Proliance Surgeons agreed to a proposed $4,450,000 class action settlement resolving litigation related to a February 2023 data security incident that exposed patient information and affected hundreds of thousands of individuals.
Data Security Incident and Litigation Background
The litigation arises from a data security incident associated with Proliance Surgeons, a HIPAA-certified surgical group headquartered in Seattle, Washington. The incident involved a ransomware attack that allowed unauthorized access to files stored on the organization’s network. Investigators later determined that certain files containing patient data were accessed and that a limited number of files were removed from the network on February 11, 2023.
A third-party forensic investigation confirmed on May 24, 2023 that files containing patient information had been accessed or acquired during the incident. A review of the potentially affected files identified information linked to patient records.
The compromised data included names and contact information. Additional information associated with some individuals included driver’s license numbers, Social Security numbers, financial information, treatment information, and usernames and passwords.
Proliance Surgeons notified affected individuals on November 21, 2023. Notifications were issued after an investigation and file review process to determine the scope of the breached information. Approximately 437,392 individuals are identified as members of the settlement class connected to the February 2023 data security incident.
Class Action Claims
Multiple plaintiffs filed legal claims related to the data security incident. In re: Proliance Surgeons Data Breach Litigation, plaintiffs alleged that the defendant was responsible for increasing the risk of identity theft associated with the exposure of private information in the incident. Claims asserted in the litigation include negligence, breach of implied contract, unjust enrichment, and violation of the Washington Consumer Protection Act.

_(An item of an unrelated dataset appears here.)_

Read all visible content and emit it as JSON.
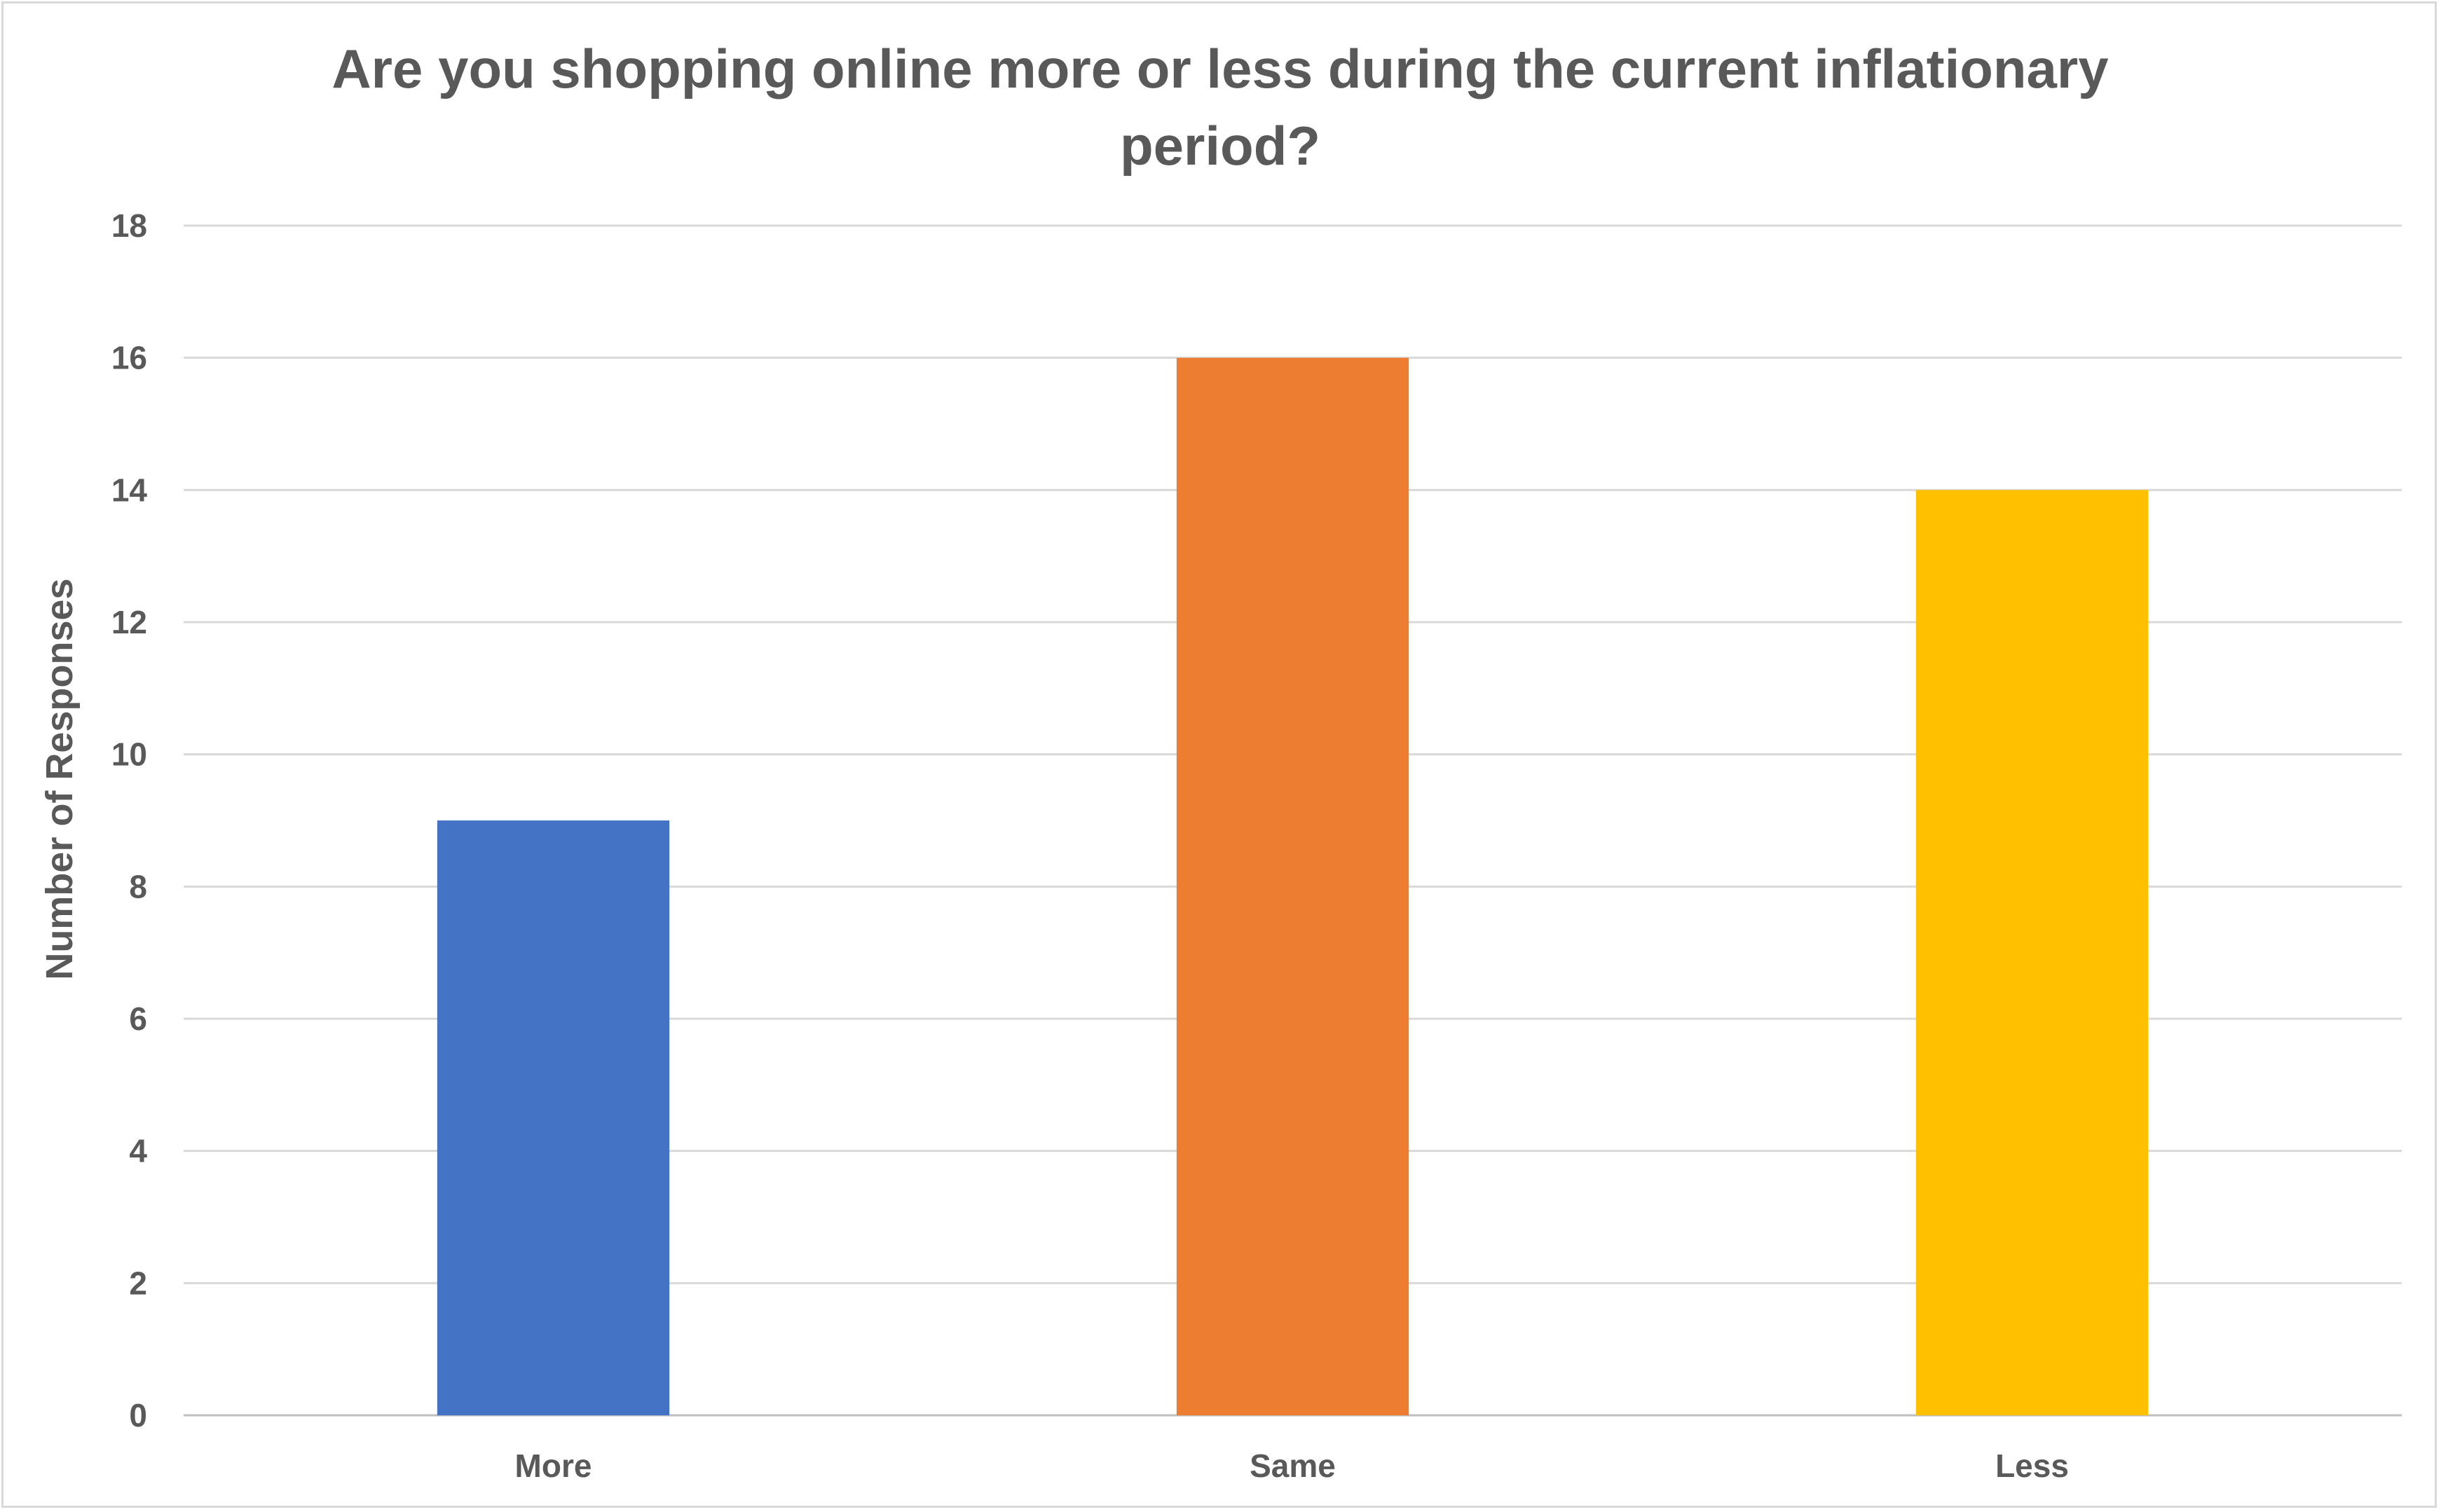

The defendant denies the allegations and denies liability or wrongdoing in connection with the claims. The litigation proceeded as a class action, allowing individuals with similar claims connected to the incident to pursue relief within a single legal proceeding.
Settlement Terms
The proposed settlement creates a non-reversionary common fund of $4,450,000. The fund is designated to provide compensation and other benefits to individuals whose private information may be or actually compromised in the February 2023 data security incident.
The settlement provides several categories of benefits for eligible class members. Class members may submit claims for reimbursement of recorded out-of-pocket losses of up to $5,000 related to the security incident. Class members may submit claims for a cash payment of up to $599. Class members may request two years of medical identity theft protection and monitoring services through CyEx.
The settlement fund also covers notice and claims administration expenses. Attorneys’ fees, litigation expenses, and service awards for representative plaintiffs may also be paid from the fund if approved by the court.
Eligibility and Participation
United States residents who had their private information exposed in the February 2023 data security incident are included in the settlement class if they received a notice concerning the incident. Persons who are directors or officers of the defendant, certain affiliated entities, the assigned judge, court staff, and individuals who validly opt out of the settlement are excluded from the settlement class.
Class members must submit a claim form to receive settlement benefits. Claim forms may be submitted online or by mail by May 28, 2026. Requests for exclusion from the settlement must be mailed by April 28, 2026. Written objections to the settlement must also be mailed by April 28, 2026.
A Final Fairness Hearing is scheduled for June 26, 2026 in the King County Superior Courthouse in Kent, Washington. The court will review the settlement and determine whether the agreement is fair, reasonable, and adequate.